On OCC’s second ground — alleged arbitrariness in the PP’s exercise of prosecutorial power — the court held that neither the existence of CCTV evidence, nor OCP’s willingness to plead guilty, nor the AGC’s refusal to disclose correspondence from OCP’s solicitors, raised a reasonable suspicion of bad faith or extraneous purpose. Consistent with Ramalingam Ravinthran v Attorney-General [2012] 2 SLR 49 and Xu Yuan Chen v Attorney-General [2022] 2 SLR 1131, the PP is entitled to weigh a broad range of factors beyond legal guilt, has no general obligation to disclose reasons for prosecutorial decisions, and is not obliged to reveal correspondence that may have informed those decisions. The application for permission was dismissed, and costs of $7,000 plus disbursements of $573.80 were awarded to the AG.

Key Takeaways

  • Under the Rules of Court 2021, although the express power to extend time for judicial review applications (formerly O 53 r 1(6), ROC 2014) was not re-enacted, the court retains an inherent discretion under O 3 r 2(1) to permit out-of-time applications in the interests of justice; the test remains whether the delay has been satisfactorily accounted for.
  • Pursuing non-litigation remedies — through MPs, ministers, or government offices — may justify delay while those avenues are actively pursued, but unexplained inactivity after those channels are exhausted will not be excused, even where the applicant faces personal hardships.
  • To establish a prima facie case of unequal treatment by the Public Prosecutor, an applicant must identify a comparator who is in a virtually identical situation; a public prosecution case is not an appropriate comparator for a private prosecution discontinued by the PP.
  • The existence of strong evidence of guilt (such as CCTV footage) or an accused’s willingness to plead guilty does not, without more, give rise to a reasonable suspicion that the PP acted arbitrarily in declining to prosecute; the PP may lawfully weigh moral blameworthiness, the family context, remorse, and public interest considerations.
  • The PP has no obligation to disclose either the reasons for a prosecutorial decision or correspondence received from accused persons that may have influenced that decision.

Why It Matters

This decision reinforces the very narrow scope of judicial review available to private prosecutors whose proceedings are taken over and discontinued by the Public Prosecutor. The judgment clarifies that courts applying the ROC 2021 retain a residual discretion to extend time for judicial review applications, but confirms that unexplained delay — particularly where legal representation was available throughout — will be fatal to such applications. The ruling also signals that the transition from ROC 2014 to ROC 2021 did not substantively alter the legal framework governing late applications for permission to seek judicial review.

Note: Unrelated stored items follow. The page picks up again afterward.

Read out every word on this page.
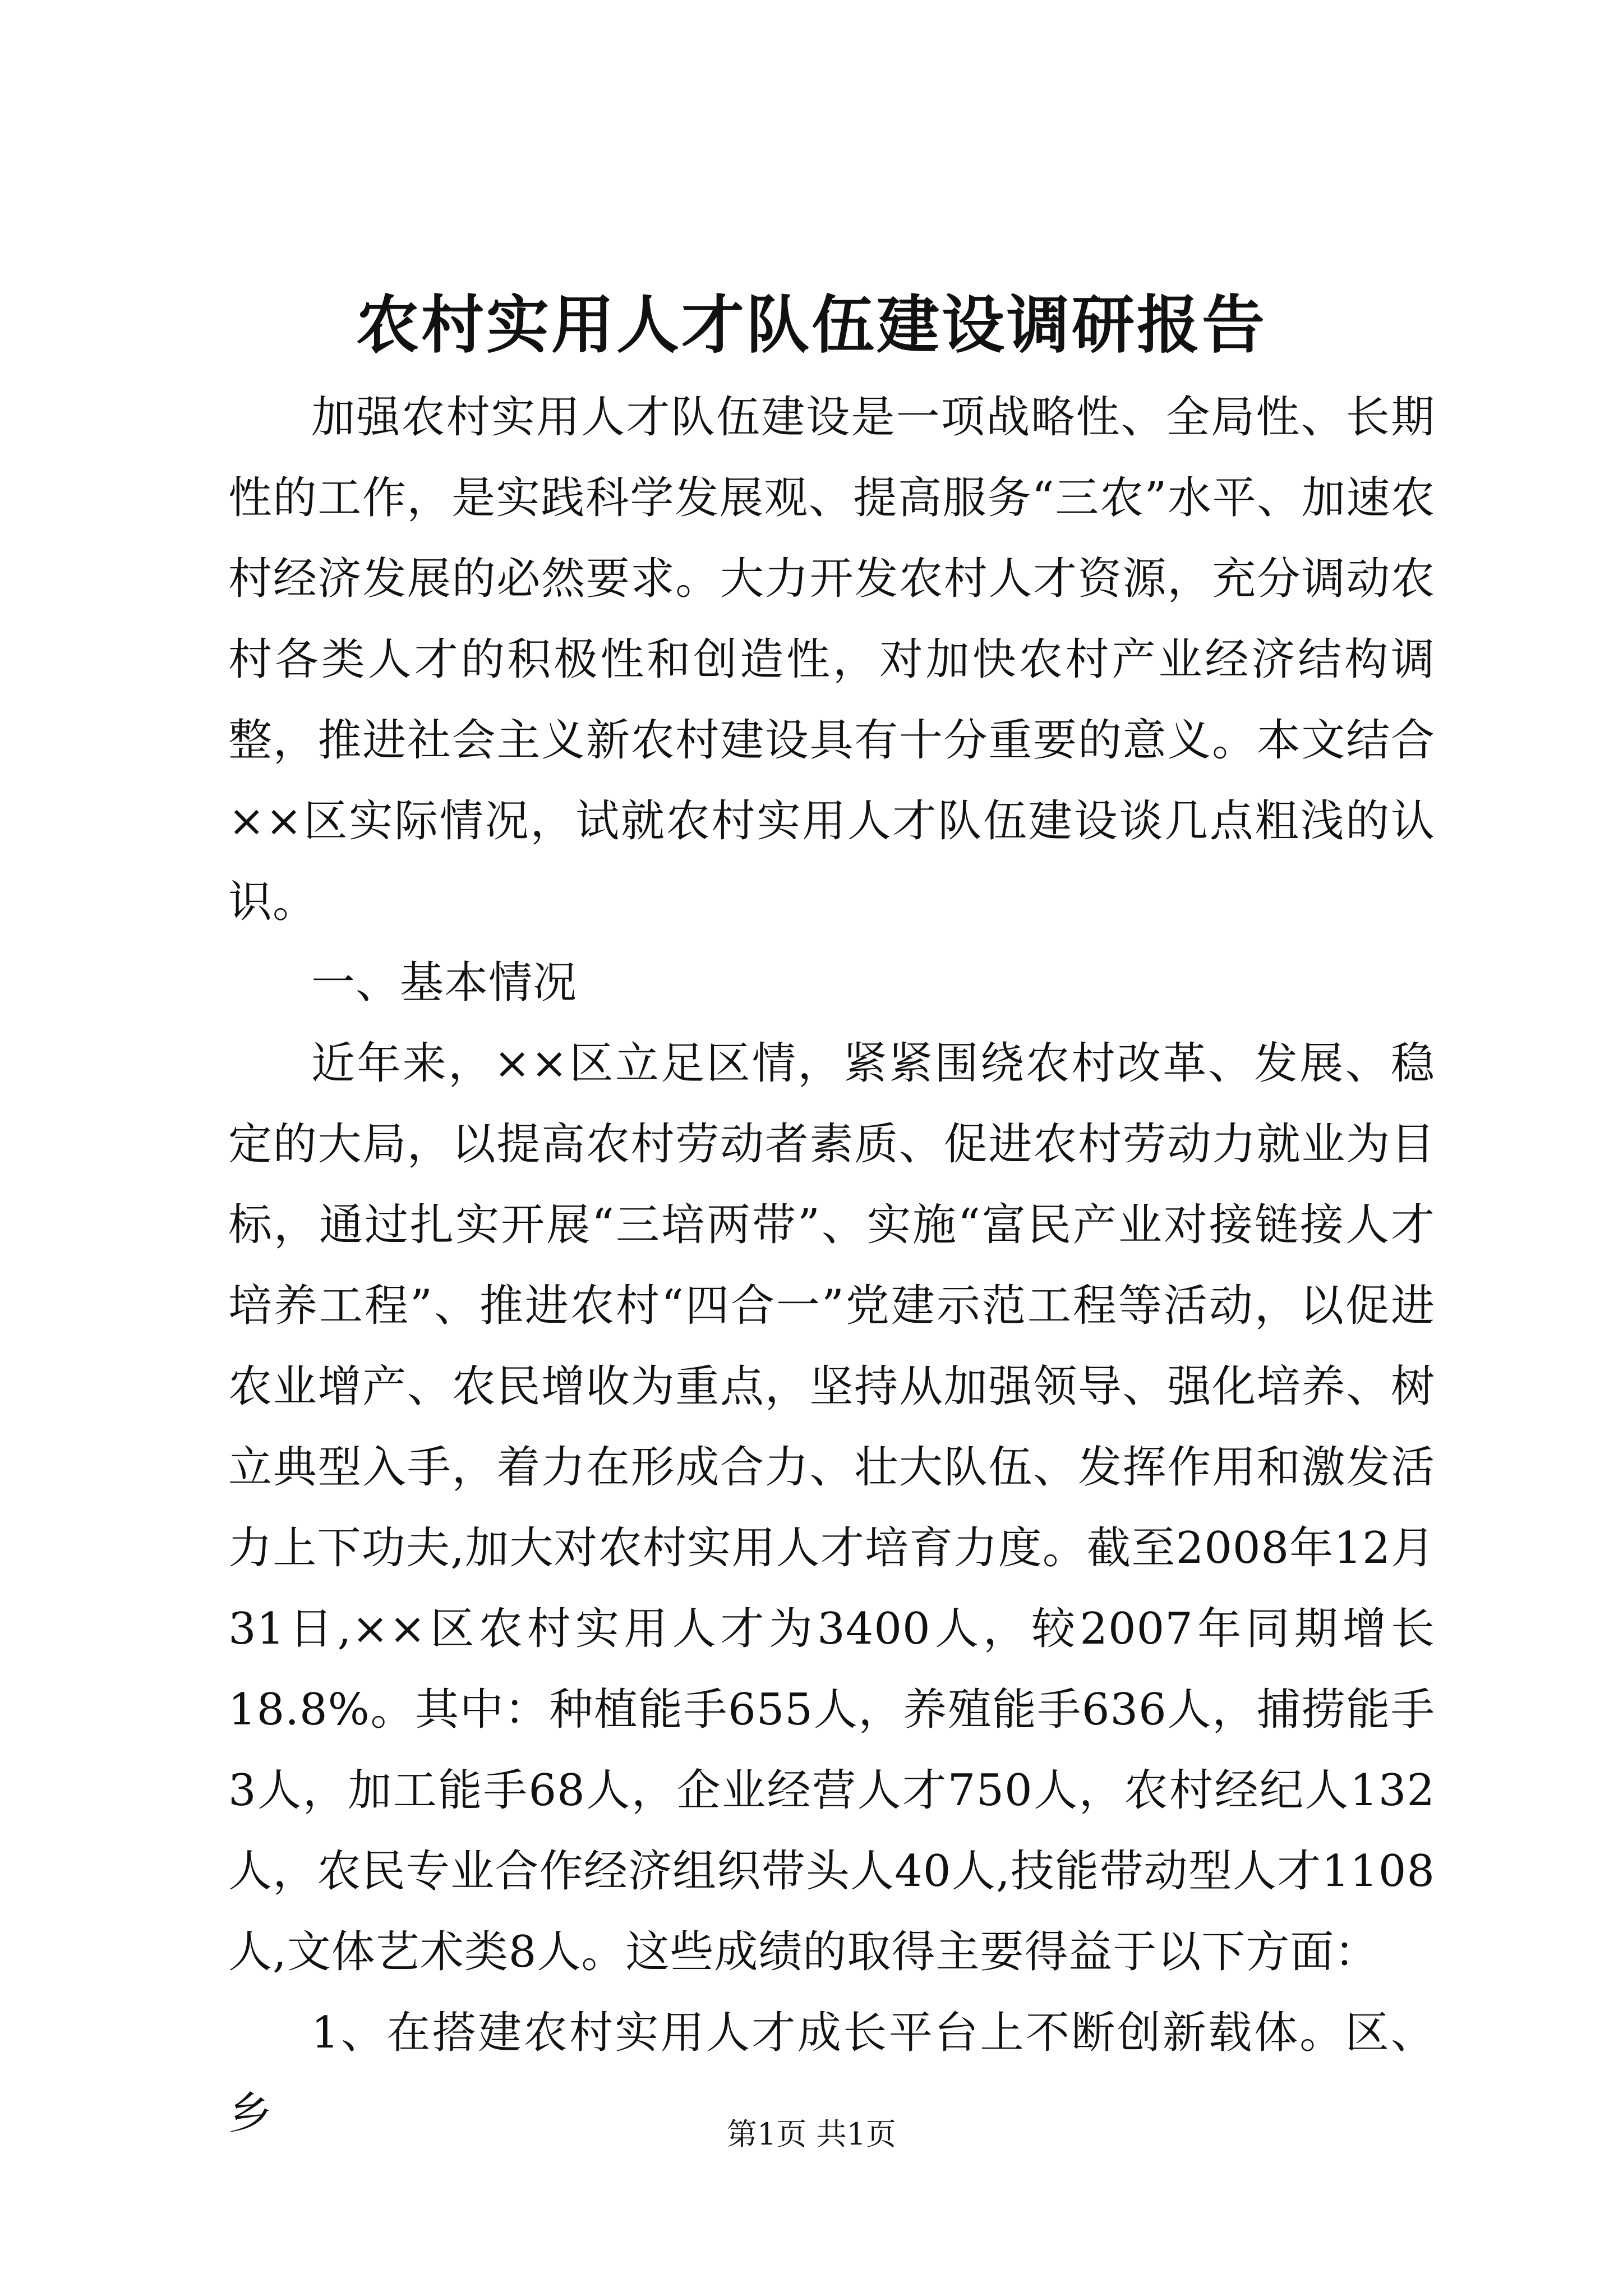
农村实用人才队伍建设调研报告

加强农村实用人才队伍建设是一项战略性、全局性、长期性的工作，是实践科学发展观、提高服务“三农”水平、加速农村经济发展的必然要求。大力开发农村人才资源，充分调动农村各类人才的积极性和创造性，对加快农村产业经济结构调整，推进社会主义新农村建设具有十分重要的意义。本文结合××区实际情况，试就农村实用人才队伍建设谈几点粗浅的认识。

一、基本情况

近年来，××区立足区情，紧紧围绕农村改革、发展、稳定的大局，以提高农村劳动者素质、促进农村劳动力就业为目标，通过扎实开展“三培两带”、实施“富民产业对接链接人才培养工程”、推进农村“四合一”党建示范工程等活动，以促进农业增产、农民增收为重点，坚持从加强领导、强化培养、树立典型入手，着力在形成合力、壮大队伍、发挥作用和激发活力上下功夫,加大对农村实用人才培育力度。截至2008年12月31日,××区农村实用人才为3400人，较2007年同期增长18.8%。其中：种植能手655人，养殖能手636人，捕捞能手3人，加工能手68人，企业经营人才750人，农村经纪人132人，农民专业合作经济组织带头人40人,技能带动型人才1108人,文体艺术类8人。这些成绩的取得主要得益于以下方面：

1、在搭建农村实用人才成长平台上不断创新载体。区、乡	第1页 共1页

More broadly, the case illustrates the formidable evidential burden on applicants challenging prosecutorial decisions on equal-protection or arbitrariness grounds. Complainants who feel aggrieved by the PP’s decision to intervene in a private prosecution must do more than point to factual similarities with a chosen comparator; they must demonstrate virtual identity of circumstances, and they must do so promptly. The decision affirms that Singapore courts will not second-guess the PP’s assessment of public interest merely because an offender was willing to plead guilty or inculpatory evidence existed.